By Jill R. Aitoro
March 5, 2008
A June 2007 network intrusion at the Pentagon resulted in the theft of
an "amazing amount" of data, and the incident remains a national
security concern, a top Defense Department technology official said this
The Office of the Secretary of Defense detected malicious code in
various portions of its network infrastructure while consolidating
information technology resources in the middle of last year. Over the
course of two months, the code infiltrated multiple systems, culminating
in an intrusion that created havoc by exploiting a vulnerability in
Microsoft Windows, said Dennis Clem, OSD's chief information officer.
During the attack, spoofed e-mails containing recognizable names were
sent to OSD employees. When they opened the messages, user IDs and
passwords that unlocked the entire network were stolen; as a result,
sensitive data housed on Defense systems was accessed, copied and sent
back to the intruder.
"This was a very bad day," said Clem during a panel discussion at the
Information Processing Interagency Conference  Tuesday. The breach
continues to pose a threat, he added. "We don't know when they'll use
the information they stole, [which was] an amazing amount, [including]
processes and procedures that will be valuable to adversaries."
Clem didn't give any indication that the source of the attack was
identified, nor did he provide details about what data was accessed. He
noted that the network used by the office of John Grimes, Defense CIO
and assistant secretary of networks and information infrastructure, is
maintained separately, and therefore was not compromised.
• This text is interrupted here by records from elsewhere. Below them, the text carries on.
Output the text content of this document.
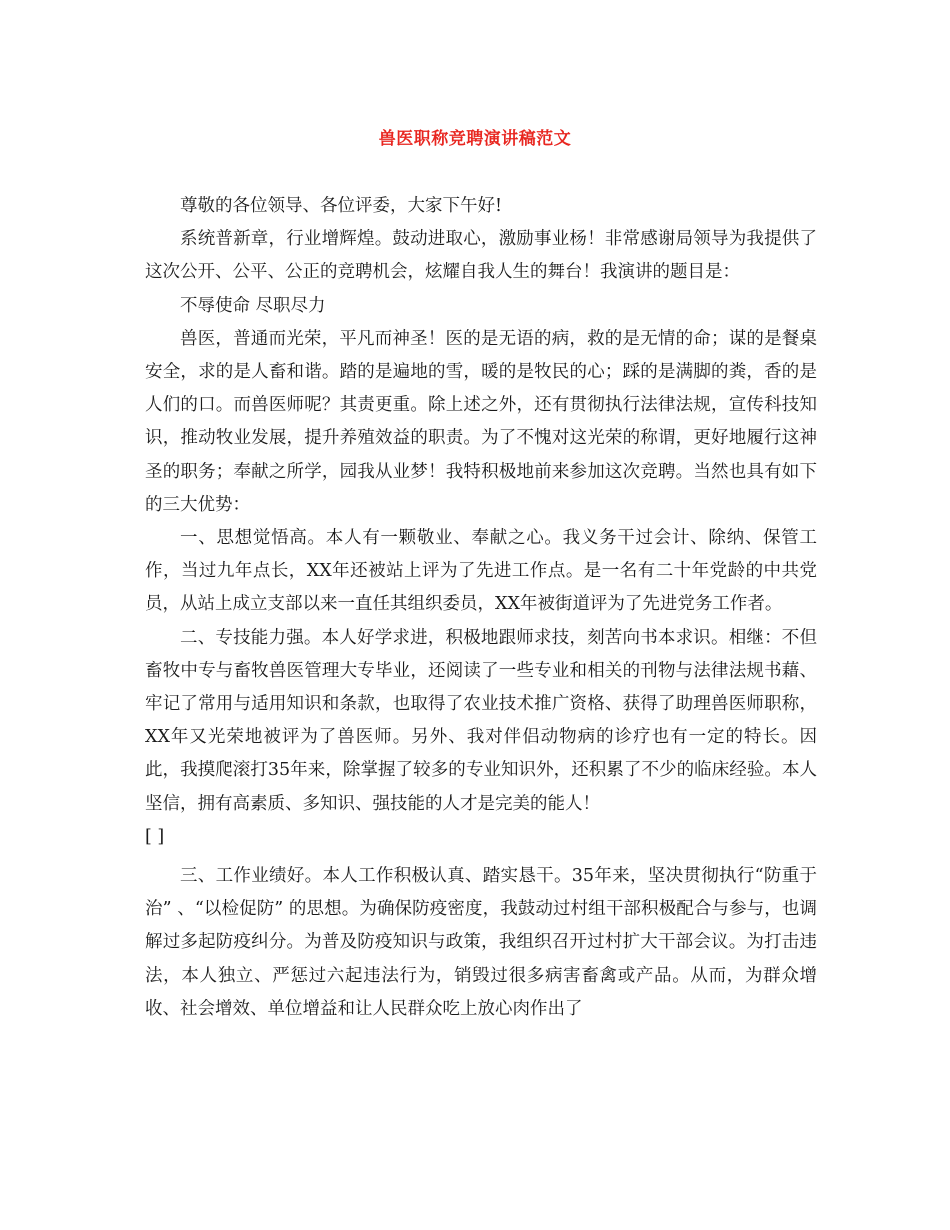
兽医职称竞聘演讲稿范文

尊敬的各位领导、各位评委，大家下午好!

系统普新章，行业增辉煌。鼓动进取心，激励事业杨！非常感谢局领导为我提供了这次公开、公平、公正的竞聘机会，炫耀自我人生的舞台！我演讲的题目是：

不辱使命 尽职尽力

兽医，普通而光荣，平凡而神圣！医的是无语的病，救的是无情的命；谋的是餐桌安全，求的是人畜和谐。踏的是遍地的雪，暖的是牧民的心；踩的是满脚的粪，香的是人们的口。而兽医师呢？其责更重。除上述之外，还有贯彻执行法律法规，宣传科技知识，推动牧业发展，提升养殖效益的职责。为了不愧对这光荣的称谓，更好地履行这神圣的职务；奉献之所学，园我从业梦！我特积极地前来参加这次竞聘。当然也具有如下的三大优势：

一、思想觉悟高。本人有一颗敬业、奉献之心。我义务干过会计、除纳、保管工作，当过九年点长，XX年还被站上评为了先进工作点。是一名有二十年党龄的中共党员，从站上成立支部以来一直任其组织委员，XX年被街道评为了先进党务工作者。

二、专技能力强。本人好学求进，积极地跟师求技，刻苦向书本求识。相继：不但畜牧中专与畜牧兽医管理大专毕业，还阅读了一些专业和相关的刊物与法律法规书藉、牢记了常用与适用知识和条款，也取得了农业技术推广资格、获得了助理兽医师职称，XX年又光荣地被评为了兽医师。另外、我对伴侣动物病的诊疗也有一定的特长。因此，我摸爬滚打35年来，除掌握了较多的专业知识外，还积累了不少的临床经验。本人坚信，拥有高素质、多知识、强技能的人才是完美的能人！

[ ]

三、工作业绩好。本人工作积极认真、踏实恳干。35年来，坚决贯彻执行“防重于治” 、“以检促防” 的思想。为确保防疫密度，我鼓动过村组干部积极配合与参与，也调解过多起防疫纠分。为普及防疫知识与政策，我组织召开过村扩大干部会议。为打击违法，本人独立、严惩过六起违法行为，销毁过很多病害畜禽或产品。从而，为群众增收、社会增效、单位增益和让人民群众吃上放心肉作出了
The portion of the network infrastructure under assault was shut down
soon after the attack was detected. Recovery, which took three weeks and
cost $4 million, involved the introduction of a new process of "checking
out" temporary IDs and passwords for access to the network, stricter
requirements about the use of common access cards for identity
verification, and introduction of digital signatures to ensure that
information comes from a valid source.
"It made a big difference" in securing the OSD network, which currently
gets 70,000 malicious attempts at access a day, Clem said.
"This was something that [I thought] would never happen to me," he said.
"Boy, was I wrong.... They're working hard, these people, and they're
after us all the time... . If you don't know your network, and you're
more of a policy CIO, you may find yourself in trouble."